Reasoning content is returned in the reasoning_content field of the response delta during streaming.
DashScope (Alibaba Qwen)
| Thinking Level | Budget Tokens |
|---|---|
| low | 4,096 |
| medium | 16,384 |
| high | 32,768 |
Enables thinking via enable_thinking: true plus a thinking_budget parameter.
Model-specific support: Only certain Qwen3 models accept the enable_thinking / thinking_budget parameters:
- Qwen3.5 series:
qwen3.5-plus,qwen3.5-turbo(thinking + vision) - Qwen3 hosted:
qwen3-max - Qwen3 open-weight:
qwen3-235b-a22b,qwen3-32b,qwen3-14b,qwen3-8b
Other models (e.g., qwen3-plus, qwen3-turbo) silently skip thinking injection to avoid API errors.
Important limitation: DashScope does not support streaming when tools are present.
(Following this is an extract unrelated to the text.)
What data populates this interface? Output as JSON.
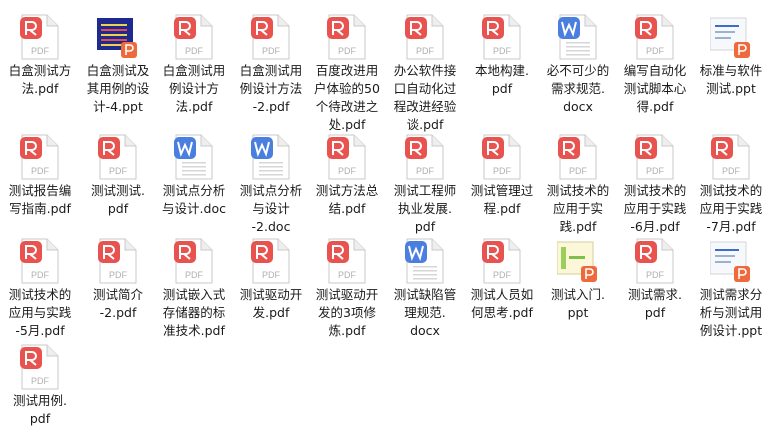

When an agent has tools enabled and thinking is active, the provider automatically falls back to non-streaming mode (single Chat() call) and synthesizes chunk callbacks to maintain the event flow.
Codex (Alibaba AI Reasoning)
Codex natively supports extended reasoning through its Responses API. Thinking/reasoning tokens are streamed as discrete reasoning events with summary fragments.
Token tracking: Reasoning token count is exposed in response.completed / response.incomplete events as OutputTokensDetails.ReasoningTokens and accessible via ChatResponse.Usage.ThinkingTokens.
3. Streaming
When thinking is active, reasoning content streams to the client alongside regular content.
flowchart TD
LLM["LLM generates response"] --> THINK["Thinking tokens<br/>(internal reasoning)"]
THINK --> CONTENT["Content tokens<br/>(final response)"]
THINK -->|Stream| CHUNK_T["StreamChunk<br/>Thinking: 'reasoning text...'"]
CONTENT -->|Stream| CHUNK_C["StreamChunk<br/>Content: 'response text...'"]
CHUNK_T --> CLIENT["Client receives<br/>thinking + content separately"]
CHUNK_C --> CLIENT
Provider-Specific Streaming Events
| Provider | Thinking Event | Content Event |
|---|---|---|
| Anthropic | thinking_delta in content blocks |
text_delta in content blocks |
| OpenAI-compat | reasoning_content in delta |
content in delta |
| DashScope | Same as OpenAI (when tools absent) | Same as OpenAI |
| Codex | reasoning items with text summaries |
content items |
Token Estimation
Thinking tokens are estimated as character_count / 4 for context window tracking. This rough estimate ensures the agent loop can account for thinking overhead when calculating context usage.
4. Tool Loop Handling
Extended thinking interacts with multi-turn tool conversations. When the LLM calls a tool and then needs to continue reasoning, thinking blocks must be preserved correctly across turns.
flowchart TD
TURN1["Turn 1: LLM thinks + calls tool"] --> PRESERVE["Preserve thinking blocks<br/>in raw assistant content"]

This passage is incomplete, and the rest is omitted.